Снегирь у звонницы Спасо-Евфимиева
Снег в Суздале падает медленно. Будто кто-то на небе вытряхивает старую перину — не торопясь, обстоятельно, перья за перьями. К полуночи на Кремлевской уже никого. Только фонарь у Рождественского собора качается, и тень от него ложится на снег синей рыбой.
Я живу здесь третий год. Снимаю комнатку у бабы Веры на Старой улице — это та, что огибает Каменку с восточной стороны, мимо Покровского монастыря, мимо лугов, где летом коровы, а зимой — сугробы по пояс. Работаю реставратором в музее деревянного зодчества. Реставратор — это громко. Я просто чищу старые иконы и латаю фрески там, где разрешат. Молодую к серьезной работе не подпускают.
Зовут меня Любой. Хотя в детстве звали Глашей — отец так звал. Не суть.

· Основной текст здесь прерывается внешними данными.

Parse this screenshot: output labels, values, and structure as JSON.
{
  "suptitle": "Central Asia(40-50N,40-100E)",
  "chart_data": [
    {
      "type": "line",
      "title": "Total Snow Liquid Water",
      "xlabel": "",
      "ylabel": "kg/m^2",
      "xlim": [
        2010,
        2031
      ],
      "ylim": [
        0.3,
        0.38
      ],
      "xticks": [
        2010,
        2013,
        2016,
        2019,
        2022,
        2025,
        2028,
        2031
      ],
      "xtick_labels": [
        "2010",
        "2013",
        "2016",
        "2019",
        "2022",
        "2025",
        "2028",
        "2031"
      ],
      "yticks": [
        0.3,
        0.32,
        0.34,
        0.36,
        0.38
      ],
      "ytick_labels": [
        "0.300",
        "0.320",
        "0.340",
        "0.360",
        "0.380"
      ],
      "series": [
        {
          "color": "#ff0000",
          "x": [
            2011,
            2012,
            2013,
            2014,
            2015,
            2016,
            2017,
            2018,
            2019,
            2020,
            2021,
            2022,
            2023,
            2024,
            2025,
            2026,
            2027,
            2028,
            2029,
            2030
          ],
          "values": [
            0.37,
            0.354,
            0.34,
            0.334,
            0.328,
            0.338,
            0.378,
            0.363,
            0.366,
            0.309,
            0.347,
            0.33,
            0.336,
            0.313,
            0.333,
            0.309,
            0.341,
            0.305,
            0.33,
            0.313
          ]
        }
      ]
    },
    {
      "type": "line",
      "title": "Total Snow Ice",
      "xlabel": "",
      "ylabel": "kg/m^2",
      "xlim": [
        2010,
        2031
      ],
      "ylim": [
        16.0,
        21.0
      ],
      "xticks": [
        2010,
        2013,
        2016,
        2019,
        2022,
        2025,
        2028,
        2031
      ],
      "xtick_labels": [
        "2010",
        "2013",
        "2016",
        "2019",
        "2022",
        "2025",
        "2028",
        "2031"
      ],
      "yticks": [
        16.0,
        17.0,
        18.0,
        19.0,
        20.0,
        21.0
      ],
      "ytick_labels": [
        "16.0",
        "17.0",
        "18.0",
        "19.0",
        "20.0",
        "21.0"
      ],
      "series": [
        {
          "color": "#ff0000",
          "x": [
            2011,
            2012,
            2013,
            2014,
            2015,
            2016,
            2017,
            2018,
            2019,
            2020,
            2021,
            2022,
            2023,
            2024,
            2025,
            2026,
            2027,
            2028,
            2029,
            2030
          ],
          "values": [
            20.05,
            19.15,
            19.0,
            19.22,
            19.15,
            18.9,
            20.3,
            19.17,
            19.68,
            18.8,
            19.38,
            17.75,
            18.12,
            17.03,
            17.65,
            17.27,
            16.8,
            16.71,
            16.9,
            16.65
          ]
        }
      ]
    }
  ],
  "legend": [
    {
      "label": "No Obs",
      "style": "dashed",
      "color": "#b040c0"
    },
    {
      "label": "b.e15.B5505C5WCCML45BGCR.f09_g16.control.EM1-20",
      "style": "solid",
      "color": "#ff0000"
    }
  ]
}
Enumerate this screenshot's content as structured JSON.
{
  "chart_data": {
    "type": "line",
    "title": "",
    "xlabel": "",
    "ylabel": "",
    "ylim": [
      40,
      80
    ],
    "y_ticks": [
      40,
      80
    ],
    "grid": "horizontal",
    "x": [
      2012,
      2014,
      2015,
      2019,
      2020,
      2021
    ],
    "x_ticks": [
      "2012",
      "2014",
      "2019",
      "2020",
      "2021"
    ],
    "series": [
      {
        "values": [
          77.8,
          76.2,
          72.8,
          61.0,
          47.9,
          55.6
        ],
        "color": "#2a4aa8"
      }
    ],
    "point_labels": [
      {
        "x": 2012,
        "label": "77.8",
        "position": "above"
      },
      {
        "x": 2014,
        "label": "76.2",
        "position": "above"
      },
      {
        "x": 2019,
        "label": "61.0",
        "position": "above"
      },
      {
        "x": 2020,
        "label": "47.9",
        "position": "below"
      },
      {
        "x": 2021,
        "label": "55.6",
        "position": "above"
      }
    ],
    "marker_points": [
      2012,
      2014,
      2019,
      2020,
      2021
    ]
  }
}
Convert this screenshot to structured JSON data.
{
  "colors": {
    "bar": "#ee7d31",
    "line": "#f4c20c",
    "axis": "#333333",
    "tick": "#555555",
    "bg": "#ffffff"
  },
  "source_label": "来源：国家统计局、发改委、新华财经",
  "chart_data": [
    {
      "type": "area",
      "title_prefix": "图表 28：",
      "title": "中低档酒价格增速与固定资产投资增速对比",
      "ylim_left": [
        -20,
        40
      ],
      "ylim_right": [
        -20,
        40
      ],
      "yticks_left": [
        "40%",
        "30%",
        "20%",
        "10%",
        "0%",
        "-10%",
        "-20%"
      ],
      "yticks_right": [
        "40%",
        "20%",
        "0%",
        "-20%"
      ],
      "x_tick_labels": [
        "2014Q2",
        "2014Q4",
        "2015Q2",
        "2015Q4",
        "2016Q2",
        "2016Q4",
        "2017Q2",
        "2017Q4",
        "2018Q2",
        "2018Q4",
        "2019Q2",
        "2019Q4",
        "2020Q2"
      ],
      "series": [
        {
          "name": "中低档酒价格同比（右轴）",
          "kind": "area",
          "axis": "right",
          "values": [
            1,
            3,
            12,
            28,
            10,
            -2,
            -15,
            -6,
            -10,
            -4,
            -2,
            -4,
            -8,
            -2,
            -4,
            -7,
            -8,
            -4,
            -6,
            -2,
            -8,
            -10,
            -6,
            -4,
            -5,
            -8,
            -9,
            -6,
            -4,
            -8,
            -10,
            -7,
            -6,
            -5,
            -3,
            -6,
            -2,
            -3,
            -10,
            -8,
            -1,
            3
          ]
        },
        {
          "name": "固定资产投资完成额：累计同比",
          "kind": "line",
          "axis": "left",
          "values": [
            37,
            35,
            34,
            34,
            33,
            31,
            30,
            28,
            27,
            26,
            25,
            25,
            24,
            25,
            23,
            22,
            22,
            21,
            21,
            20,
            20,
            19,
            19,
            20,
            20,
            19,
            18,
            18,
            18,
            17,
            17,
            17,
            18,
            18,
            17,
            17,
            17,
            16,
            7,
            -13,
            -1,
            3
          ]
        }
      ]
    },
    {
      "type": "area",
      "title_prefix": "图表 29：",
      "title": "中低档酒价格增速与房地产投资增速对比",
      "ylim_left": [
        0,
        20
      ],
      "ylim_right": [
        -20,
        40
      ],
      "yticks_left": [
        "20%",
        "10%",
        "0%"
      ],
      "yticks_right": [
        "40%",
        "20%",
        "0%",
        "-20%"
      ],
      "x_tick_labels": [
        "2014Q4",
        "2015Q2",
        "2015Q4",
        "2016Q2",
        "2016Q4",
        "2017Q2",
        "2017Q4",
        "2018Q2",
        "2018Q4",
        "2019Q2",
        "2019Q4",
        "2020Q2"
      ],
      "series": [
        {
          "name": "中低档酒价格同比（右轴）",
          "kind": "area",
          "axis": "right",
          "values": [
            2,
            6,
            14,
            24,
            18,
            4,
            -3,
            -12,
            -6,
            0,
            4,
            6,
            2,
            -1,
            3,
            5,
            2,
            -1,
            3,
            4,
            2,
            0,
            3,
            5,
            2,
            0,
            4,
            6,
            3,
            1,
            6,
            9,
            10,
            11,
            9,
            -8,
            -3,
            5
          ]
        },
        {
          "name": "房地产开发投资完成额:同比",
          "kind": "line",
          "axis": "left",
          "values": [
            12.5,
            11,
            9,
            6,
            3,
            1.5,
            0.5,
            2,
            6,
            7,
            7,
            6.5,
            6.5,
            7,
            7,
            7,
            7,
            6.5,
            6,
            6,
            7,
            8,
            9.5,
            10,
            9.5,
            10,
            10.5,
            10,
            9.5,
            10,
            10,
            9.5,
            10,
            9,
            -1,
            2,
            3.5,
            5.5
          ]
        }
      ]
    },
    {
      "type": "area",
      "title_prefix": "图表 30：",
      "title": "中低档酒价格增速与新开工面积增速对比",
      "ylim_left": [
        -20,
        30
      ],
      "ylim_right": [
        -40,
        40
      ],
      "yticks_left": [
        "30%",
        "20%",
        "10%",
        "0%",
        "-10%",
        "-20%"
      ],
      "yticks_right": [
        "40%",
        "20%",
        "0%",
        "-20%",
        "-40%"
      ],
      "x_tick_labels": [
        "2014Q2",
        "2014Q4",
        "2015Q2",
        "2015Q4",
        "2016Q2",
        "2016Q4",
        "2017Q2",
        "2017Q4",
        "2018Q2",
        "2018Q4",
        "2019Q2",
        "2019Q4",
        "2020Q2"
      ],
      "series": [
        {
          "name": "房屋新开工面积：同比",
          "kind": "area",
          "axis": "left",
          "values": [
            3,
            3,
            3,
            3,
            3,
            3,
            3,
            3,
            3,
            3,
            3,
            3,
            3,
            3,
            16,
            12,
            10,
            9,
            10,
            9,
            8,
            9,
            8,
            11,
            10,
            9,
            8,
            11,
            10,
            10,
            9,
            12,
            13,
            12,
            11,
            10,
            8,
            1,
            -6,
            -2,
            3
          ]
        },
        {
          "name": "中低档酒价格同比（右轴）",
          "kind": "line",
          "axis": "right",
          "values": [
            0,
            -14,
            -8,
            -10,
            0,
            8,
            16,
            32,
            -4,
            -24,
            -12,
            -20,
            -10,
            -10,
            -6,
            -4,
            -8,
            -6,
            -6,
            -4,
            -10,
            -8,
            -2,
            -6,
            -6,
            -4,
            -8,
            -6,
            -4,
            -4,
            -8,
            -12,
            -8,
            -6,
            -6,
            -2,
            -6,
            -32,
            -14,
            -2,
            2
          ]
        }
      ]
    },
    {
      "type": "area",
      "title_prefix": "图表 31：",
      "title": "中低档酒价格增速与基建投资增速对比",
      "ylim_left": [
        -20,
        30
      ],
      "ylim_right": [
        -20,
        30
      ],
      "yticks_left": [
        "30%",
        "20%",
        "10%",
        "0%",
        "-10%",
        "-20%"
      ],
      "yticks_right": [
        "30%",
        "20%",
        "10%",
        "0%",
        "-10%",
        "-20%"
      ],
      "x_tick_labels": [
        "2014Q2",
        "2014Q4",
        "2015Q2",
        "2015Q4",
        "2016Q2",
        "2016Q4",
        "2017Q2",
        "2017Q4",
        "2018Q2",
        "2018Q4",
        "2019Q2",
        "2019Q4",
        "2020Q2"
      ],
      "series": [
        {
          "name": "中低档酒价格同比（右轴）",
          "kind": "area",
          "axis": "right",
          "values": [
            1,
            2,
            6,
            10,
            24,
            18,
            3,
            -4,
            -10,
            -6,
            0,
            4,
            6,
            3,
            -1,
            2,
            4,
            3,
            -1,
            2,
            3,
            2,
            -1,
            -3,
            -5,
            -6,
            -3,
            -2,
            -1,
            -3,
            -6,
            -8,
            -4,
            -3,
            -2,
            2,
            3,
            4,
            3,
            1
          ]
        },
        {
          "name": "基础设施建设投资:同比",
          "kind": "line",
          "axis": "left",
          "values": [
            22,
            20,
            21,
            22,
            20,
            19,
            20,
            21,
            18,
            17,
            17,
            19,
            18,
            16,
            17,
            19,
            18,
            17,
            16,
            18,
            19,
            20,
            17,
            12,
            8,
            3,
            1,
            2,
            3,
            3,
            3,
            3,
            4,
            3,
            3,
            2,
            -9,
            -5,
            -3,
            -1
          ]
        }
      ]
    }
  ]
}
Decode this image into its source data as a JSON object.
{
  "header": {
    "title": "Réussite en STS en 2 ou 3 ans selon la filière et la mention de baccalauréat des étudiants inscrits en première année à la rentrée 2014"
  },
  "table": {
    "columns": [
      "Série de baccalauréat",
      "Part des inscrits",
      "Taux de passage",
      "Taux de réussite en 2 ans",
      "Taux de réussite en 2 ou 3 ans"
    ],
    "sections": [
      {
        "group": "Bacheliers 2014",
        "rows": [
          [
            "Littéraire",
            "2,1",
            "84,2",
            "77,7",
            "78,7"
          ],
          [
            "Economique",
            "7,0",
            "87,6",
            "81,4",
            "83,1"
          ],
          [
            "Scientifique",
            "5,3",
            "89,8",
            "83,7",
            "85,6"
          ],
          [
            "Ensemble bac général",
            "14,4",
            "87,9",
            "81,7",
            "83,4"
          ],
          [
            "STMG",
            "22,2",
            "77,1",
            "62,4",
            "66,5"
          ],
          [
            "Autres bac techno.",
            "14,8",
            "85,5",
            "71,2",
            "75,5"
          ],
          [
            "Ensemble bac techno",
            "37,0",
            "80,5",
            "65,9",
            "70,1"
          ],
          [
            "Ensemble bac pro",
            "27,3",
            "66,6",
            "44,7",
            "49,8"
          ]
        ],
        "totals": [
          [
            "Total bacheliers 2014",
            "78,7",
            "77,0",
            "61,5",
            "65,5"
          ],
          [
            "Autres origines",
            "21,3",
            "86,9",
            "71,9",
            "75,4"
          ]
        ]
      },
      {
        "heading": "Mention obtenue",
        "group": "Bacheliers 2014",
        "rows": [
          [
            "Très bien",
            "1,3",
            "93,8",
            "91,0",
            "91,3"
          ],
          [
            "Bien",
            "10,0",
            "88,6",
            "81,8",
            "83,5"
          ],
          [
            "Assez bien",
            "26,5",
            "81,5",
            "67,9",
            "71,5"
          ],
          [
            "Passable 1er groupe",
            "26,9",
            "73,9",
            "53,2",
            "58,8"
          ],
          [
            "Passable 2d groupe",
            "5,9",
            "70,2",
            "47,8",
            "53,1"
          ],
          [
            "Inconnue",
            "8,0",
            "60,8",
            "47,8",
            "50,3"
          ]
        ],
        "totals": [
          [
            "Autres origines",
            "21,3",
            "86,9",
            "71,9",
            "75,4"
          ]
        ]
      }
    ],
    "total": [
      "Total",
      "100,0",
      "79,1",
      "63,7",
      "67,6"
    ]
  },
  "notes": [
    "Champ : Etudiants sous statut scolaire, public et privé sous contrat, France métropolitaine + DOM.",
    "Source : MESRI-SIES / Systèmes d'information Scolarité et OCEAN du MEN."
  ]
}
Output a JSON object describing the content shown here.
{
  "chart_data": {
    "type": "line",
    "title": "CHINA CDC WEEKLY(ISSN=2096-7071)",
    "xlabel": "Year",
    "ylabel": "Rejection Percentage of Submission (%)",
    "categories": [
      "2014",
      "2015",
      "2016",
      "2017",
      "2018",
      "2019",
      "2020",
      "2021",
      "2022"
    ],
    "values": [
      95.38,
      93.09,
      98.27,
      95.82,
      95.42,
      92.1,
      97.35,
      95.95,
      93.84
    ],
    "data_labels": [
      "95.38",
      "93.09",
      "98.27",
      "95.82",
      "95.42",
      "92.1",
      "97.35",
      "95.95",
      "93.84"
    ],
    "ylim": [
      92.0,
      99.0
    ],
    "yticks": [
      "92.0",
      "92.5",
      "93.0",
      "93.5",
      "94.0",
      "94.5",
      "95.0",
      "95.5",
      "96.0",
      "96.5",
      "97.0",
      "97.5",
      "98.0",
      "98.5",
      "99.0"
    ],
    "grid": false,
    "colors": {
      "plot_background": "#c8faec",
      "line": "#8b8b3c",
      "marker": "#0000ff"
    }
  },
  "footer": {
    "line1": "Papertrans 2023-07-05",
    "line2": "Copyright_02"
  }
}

В ту ночь я возвращалась поздно. С Ивановской горки, где раньше стоял дом купца Агапова — теперь там кафешка «У Юрика», чай с облепихой и пироги с тыквой по сто восемьдесят. Сидела долго. Юрик сам подсел, рассказывал, как в шестидесятом году в Суздале снимали «Метель», и какая-то старуха кричала с балкона: «Не свое снимаете, не свое!»
Снег. Тишина. Ноги в валенках вязнут, дыхание паром стоит перед лицом, и кажется — между мной и фонарем только этот пар, больше ничего.
И тут — звон.
Один удар. Тяжелый, медный, низкий — как будто колокол вспомнил, что он колокол, и пробует голос.
Я остановилась. Звон шел со стороны Спасо-Евфимиева монастыря. А он закрыт с восьми вечера. И колокола там… ну, не то чтобы немые — днем звонят для туристов. Но ночью — никогда.
Второй удар. Третий.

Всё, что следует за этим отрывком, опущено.